Пока все еще сложно поверить, что существование здесь может ощущаться как-то иначе, чем праздник, который всегда с тобой. На днях товарищ издалека написал, что в сториз, которые я выкладываю из Мексики, хочется жить. И я хожу по улицам и задаюсь одним и тем же вопросом: могла бы я и дальше чувствовать себя так, как сейчас, если б и вправду осталась здесь навсегда, а не знала, что прибыла на конечный срок?

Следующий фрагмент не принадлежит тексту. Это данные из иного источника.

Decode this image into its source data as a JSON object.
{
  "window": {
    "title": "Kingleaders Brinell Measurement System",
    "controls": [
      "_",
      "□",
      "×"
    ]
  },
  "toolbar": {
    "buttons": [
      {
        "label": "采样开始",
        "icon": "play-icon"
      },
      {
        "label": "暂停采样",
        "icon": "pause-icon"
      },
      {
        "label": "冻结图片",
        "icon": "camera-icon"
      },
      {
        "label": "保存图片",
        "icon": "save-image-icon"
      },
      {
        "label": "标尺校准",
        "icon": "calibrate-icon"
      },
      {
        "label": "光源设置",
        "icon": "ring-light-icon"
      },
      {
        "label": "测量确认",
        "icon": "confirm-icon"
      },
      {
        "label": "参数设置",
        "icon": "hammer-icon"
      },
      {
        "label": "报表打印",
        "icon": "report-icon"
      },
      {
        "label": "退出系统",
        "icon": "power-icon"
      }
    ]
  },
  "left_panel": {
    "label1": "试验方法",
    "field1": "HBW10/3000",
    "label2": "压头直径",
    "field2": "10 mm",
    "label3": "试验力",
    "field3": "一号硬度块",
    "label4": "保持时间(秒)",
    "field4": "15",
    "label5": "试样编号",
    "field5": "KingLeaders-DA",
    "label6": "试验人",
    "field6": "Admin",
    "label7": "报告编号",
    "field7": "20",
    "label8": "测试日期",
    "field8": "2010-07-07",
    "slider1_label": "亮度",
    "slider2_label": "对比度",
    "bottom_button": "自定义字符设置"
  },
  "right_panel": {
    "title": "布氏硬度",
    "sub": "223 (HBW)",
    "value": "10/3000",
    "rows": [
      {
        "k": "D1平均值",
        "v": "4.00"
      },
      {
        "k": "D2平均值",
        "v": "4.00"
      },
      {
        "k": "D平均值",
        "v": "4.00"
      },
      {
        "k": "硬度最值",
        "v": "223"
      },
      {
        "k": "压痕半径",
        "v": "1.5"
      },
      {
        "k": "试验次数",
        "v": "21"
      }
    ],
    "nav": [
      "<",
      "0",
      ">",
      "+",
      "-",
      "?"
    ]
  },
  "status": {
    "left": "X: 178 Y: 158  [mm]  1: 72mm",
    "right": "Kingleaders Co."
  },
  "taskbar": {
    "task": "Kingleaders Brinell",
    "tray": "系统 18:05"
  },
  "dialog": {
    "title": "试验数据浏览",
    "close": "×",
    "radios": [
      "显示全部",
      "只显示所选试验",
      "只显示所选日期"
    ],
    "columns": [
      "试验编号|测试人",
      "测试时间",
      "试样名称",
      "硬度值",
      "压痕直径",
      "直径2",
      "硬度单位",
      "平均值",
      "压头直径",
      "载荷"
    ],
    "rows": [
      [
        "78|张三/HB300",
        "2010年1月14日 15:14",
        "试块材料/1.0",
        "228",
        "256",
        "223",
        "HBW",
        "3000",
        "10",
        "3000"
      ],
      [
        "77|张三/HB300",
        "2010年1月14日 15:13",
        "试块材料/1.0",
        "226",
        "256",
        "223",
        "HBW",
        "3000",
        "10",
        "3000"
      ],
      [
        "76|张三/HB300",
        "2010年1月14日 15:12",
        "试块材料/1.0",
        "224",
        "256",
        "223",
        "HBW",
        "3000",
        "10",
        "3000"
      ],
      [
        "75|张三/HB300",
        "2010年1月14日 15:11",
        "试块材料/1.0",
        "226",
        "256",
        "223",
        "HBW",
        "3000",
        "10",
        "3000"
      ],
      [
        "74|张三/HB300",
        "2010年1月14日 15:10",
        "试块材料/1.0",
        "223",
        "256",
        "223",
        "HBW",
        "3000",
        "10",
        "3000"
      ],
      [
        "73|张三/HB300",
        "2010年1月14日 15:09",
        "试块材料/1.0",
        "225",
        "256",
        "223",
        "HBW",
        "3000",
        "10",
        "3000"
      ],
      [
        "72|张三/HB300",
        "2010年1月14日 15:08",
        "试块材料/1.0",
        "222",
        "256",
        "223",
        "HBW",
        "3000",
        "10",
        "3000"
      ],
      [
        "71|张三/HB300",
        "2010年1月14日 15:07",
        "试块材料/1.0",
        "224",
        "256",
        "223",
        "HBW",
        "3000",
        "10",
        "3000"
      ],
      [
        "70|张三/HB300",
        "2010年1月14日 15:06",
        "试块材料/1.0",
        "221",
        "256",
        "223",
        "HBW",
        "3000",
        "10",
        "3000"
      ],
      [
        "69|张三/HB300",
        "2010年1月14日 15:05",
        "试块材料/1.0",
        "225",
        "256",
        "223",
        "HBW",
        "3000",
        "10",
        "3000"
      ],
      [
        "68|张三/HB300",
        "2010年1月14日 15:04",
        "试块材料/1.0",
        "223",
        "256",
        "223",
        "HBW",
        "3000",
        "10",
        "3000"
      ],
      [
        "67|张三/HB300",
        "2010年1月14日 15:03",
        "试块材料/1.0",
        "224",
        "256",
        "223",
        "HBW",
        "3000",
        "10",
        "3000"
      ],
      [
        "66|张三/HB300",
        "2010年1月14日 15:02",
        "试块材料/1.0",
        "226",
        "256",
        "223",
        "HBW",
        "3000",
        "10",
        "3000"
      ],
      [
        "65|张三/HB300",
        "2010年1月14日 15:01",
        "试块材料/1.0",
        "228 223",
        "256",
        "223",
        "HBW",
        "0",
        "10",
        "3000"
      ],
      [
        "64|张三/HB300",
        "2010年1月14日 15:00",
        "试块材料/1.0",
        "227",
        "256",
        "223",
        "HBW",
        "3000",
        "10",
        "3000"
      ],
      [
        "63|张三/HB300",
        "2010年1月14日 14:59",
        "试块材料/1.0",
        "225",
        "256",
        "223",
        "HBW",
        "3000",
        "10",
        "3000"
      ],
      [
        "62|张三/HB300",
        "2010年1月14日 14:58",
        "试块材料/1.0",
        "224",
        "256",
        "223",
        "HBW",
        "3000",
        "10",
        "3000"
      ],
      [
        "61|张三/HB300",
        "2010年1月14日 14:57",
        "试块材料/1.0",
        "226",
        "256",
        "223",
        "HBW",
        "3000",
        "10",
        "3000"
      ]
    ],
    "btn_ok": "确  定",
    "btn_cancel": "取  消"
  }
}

Ведь я немного лукавлю, делая снимки: стараюсь сохранить ту Мексику, которая так меня осчастливливает, и отказываюсь фотографировать то, что кажется мне уж совсем непривычным, даже отталкивающим. Но было бы ложью сказать, что я не замечаю этих картин: мужчин в ковбойских шляпах, которым, приклонив колено к земле, до блеска натирают ботинки другие мужчины; детей, фланирующих по городу с переносными лотками на хрупких плечиках; соседские сообщества, без стеснения разбивающие полевую кухню прямо посреди оживлённого проспекта; бездомных, раскачивающих неуверенной рукой бутылку крепкого пойла. В такие моменты я чувствую: все же есть привилегия гостьи в том, чтобы не жить, а просто быть здесь — и потому не нести за это ответственность.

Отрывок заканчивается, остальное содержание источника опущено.